Markel Leonard – Lewis and Clark Basketball

“I grew up in Richmond, California. It’s known for a lot of violence and poverty and a lot of things that kids shouldn’t have seen growing up, but I was blessed to be sheltered with a great family. I had a lot of great role models to grow up around. I was raised by a single mother with grandparents. She worked two to three jobs just to make sure my sister and I were ok.”

“I wouldn’t trade anything in the world for growing up in Richmond because it taught me a lot of things that I apply on the day-to-day. First, this is not what I want to be. I knew that I didn’t want to be just another kid from Richmond that fell through the cracks. I just didn’t know how I was going to escape.”

“I was blessed with an athletic ability. Basketball, baseball, and football were my escapes or getaways from what was going on outside. It was my way of staying out of trouble. “I stayed on the right path because I had a great family that told me: “You can dare to be different. You can be intelligent. You can like school and sports at the same time. It’s ok to be a Black kid that’s smart and gets a 3.8 and also gets 20 points a game. It clicked early on in my life that this was going to be my way out: getting good grades and being good on the court.”

“I always bet on myself and I always dared to be different. My story is about perseverance and always being more than just an athlete. I thought about quitting, but I realized that I didn’t come this far to quit. The first two years of high school I came off the bench and played hardly any minutes. Those first two years taught me that you have to work hard, and I had to keep thinking about my mom. She didn’t raise a quitter. I didn’t come this far to quit on my dream.”

“The rest of my life has always been about how I can come in and contribute to the collective and not myself. That’s how I was raised: being selfless and being a servant-leader. I been raised by servant-leaders. Lebron James and Maverick Carter, they say, ‘more than an athlete,’ and I started living by that after I was done playing. I wanted to be a professional basketball player and I had a chance. My coach told me a couple small leagues (in England) wanted me to come hoop. I had to weigh the pros and cons.”

“What really changed my mind was a couple of kids I grew up with that are incarcerated. I realized that me going to play basketball overseas is not going to have an impact on this world for kids that look like me, for kids that come from where I come from, worldwide. I want to have an everlasting impact, so I had to start thinking how I could do that because that’s how I want to be remembered when I’m far gone from this planet. I want to be remembered as a visionary, as someone who opened the door for kids from the inner-city to step through, not just another basketball player.”

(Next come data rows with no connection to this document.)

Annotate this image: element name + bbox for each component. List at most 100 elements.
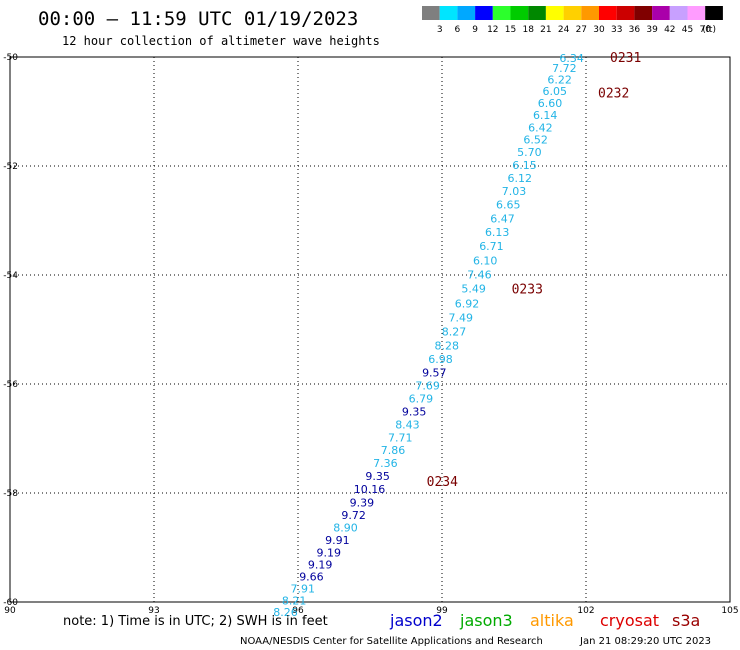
colorbar-label: 18 (522, 25, 534, 35)
colorbar-label: 3 (437, 25, 443, 35)
wave-height-value: 7.46 (467, 268, 492, 281)
colorbar-swatch (705, 6, 723, 20)
colorbar-swatch (439, 6, 458, 20)
pass-label: 0233 (512, 283, 543, 298)
colorbar-unit: (ft) (702, 25, 716, 35)
wave-height-value: 8.26 (273, 606, 298, 619)
y-tick-label: -50 (3, 53, 18, 63)
credit-text: NOAA/NESDIS Center for Satellite Applica… (240, 636, 543, 647)
footer-note: note: 1) Time is in UTC; 2) SWH is in fe… (63, 614, 328, 629)
wave-height-value: 6.52 (523, 133, 548, 146)
satellite-label: jason2 (389, 611, 443, 630)
x-tick-label: 93 (148, 606, 159, 616)
wave-height-value: 5.70 (517, 146, 542, 159)
wave-height-value: 7.69 (415, 380, 440, 393)
colorbar-swatch (422, 6, 440, 20)
wave-height-value: 8.43 (395, 418, 420, 431)
satellite-legend: jason2 jason3 altika cryosat s3a (389, 611, 700, 630)
y-tick-label: -56 (3, 380, 18, 390)
wave-height-value: 8.90 (333, 521, 358, 534)
chart-subtitle: 12 hour collection of altimeter wave hei… (62, 34, 380, 48)
wave-height-value: 6.60 (538, 97, 563, 110)
colorbar-swatch (563, 6, 582, 20)
plot-frame (9, 56, 731, 603)
wave-height-value: 7.91 (291, 582, 316, 595)
y-tick-label: -54 (3, 271, 18, 281)
colorbar-label: 9 (472, 25, 478, 35)
x-tick-label: 105 (721, 606, 738, 616)
colorbar-label: 12 (487, 25, 498, 35)
colorbar-label: 45 (682, 25, 693, 35)
wave-height-value: 6.34 (559, 52, 584, 65)
colorbar-legend: 3 6 9 12 15 18 21 24 27 30 33 36 39 42 45 70(ft) (422, 6, 723, 35)
wave-height-value: 8.28 (435, 339, 460, 352)
colorbar-label: 39 (646, 25, 658, 35)
x-tick-label: 90 (4, 606, 16, 616)
wave-height-value: 6.10 (473, 254, 498, 267)
x-tick-label: 102 (577, 606, 594, 616)
colorbar-swatch (475, 6, 493, 20)
colorbar-swatch (545, 6, 564, 20)
wave-height-value: 8.21 (282, 594, 307, 607)
colorbar-swatch (492, 6, 511, 20)
wave-height-value: 6.47 (490, 212, 515, 225)
colorbar-swatch (687, 6, 706, 20)
colorbar-label: 36 (629, 25, 641, 35)
grid-lines (10, 57, 730, 602)
wave-height-value: 9.39 (350, 496, 375, 509)
pass-labels: 0231 0232 0233 0234 (427, 51, 642, 490)
colorbar-label: 33 (611, 25, 622, 35)
wave-height-value: 7.71 (388, 431, 413, 444)
wave-height-value: 6.92 (455, 297, 480, 310)
wave-height-value: 7.36 (373, 457, 398, 470)
pass-label: 0231 (610, 51, 641, 66)
wave-height-value: 6.79 (409, 393, 434, 406)
wave-height-value: 6.22 (547, 73, 572, 86)
pass-label: 0234 (427, 475, 458, 490)
chart-title: 00:00 – 11:59 UTC 01/19/2023 (38, 8, 358, 30)
y-tick-label: -60 (3, 598, 18, 608)
wave-height-value: 9.72 (341, 509, 366, 522)
wave-height-value: 9.66 (299, 570, 324, 583)
colorbar-swatch (510, 6, 529, 20)
colorbar-label: 27 (576, 25, 587, 35)
wave-height-value: 6.42 (528, 121, 553, 134)
wave-height-value: 5.49 (461, 283, 486, 296)
colorbar-label: 30 (593, 25, 605, 35)
colorbar-label: 6 (455, 25, 461, 35)
wave-height-value: 9.19 (316, 546, 341, 559)
satellite-label: altika (530, 611, 574, 630)
wave-height-value: 6.98 (428, 353, 453, 366)
wave-height-value: 7.86 (381, 444, 406, 457)
pass-label: 0232 (598, 86, 629, 101)
wave-height-value: 10.16 (354, 483, 386, 496)
colorbar-swatch (599, 6, 617, 20)
satellite-label: cryosat (600, 611, 659, 630)
colorbar-label: 21 (540, 25, 551, 35)
colorbar-swatch (581, 6, 599, 20)
satellite-label: s3a (672, 611, 700, 630)
timestamp-text: Jan 21 08:29:20 UTC 2023 (579, 636, 711, 647)
wave-height-value: 6.12 (508, 172, 533, 185)
wave-height-value: 9.19 (308, 558, 333, 571)
wave-height-value: 6.14 (533, 109, 558, 122)
wave-height-value: 7.03 (502, 185, 527, 198)
wave-height-value: 6.05 (543, 85, 568, 98)
colorbar-label: 15 (505, 25, 516, 35)
x-tick-label: 96 (292, 606, 304, 616)
colorbar-swatch (669, 6, 688, 20)
wave-height-value: 9.57 (422, 367, 447, 380)
colorbar-swatch (528, 6, 546, 20)
colorbar-swatch (634, 6, 653, 20)
colorbar-label: 24 (558, 25, 570, 35)
wave-height-value: 7.49 (448, 312, 473, 325)
y-tick-label: -52 (3, 162, 18, 172)
wave-height-value: 6.65 (496, 199, 521, 212)
y-tick-label: -58 (3, 489, 18, 499)
plot-area: 90 93 96 99 102 105-50-52-54-56-58-60 6.347.7… (3, 51, 738, 619)
wave-height-value: 6.15 (512, 159, 537, 172)
axis-ticks: 90 93 96 99 102 105 -50 -52 -54 -56 -58 -60 (3, 53, 738, 616)
colorbar-swatch (652, 6, 670, 20)
wave-height-value: 7.72 (552, 62, 577, 75)
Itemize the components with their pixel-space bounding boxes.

“I would hear the police sirens, I would see the stuff going on on the corner, I would see all the guys hanging out at the corner, I would see the fights, but none of that stuff appealed to me. My family really saved my life. Now it’s about me being that pioneer for them and showing them this is what you can do. A lot of times, kids from the inner city think that a lot of things aren’t for them because they don’t see people that look like them on TV. They don’t think they can be a doctor or lawyer or COO or CEO of a sports team. They don’t think they can be those things because they don’t see it. So, for me, I’m gonna be that so those kids can see Markel Leonard from Richmond, California, an African American male can do it, I can do it too.”

“Athletes and entertainers can really have an effect of change by partnering with their mayors by giving their resources and money to the city and donating their money and resources to programs and helping out with the issues that the mayors of the poverty-ridden cities know about. Some examples would be like donating money to after school programs so kids have meals to eat, donating to college funds for kids who are smart enough, but don’t have the means to go to college, etc. I think that would spring a real change in poverty-ridden cities.”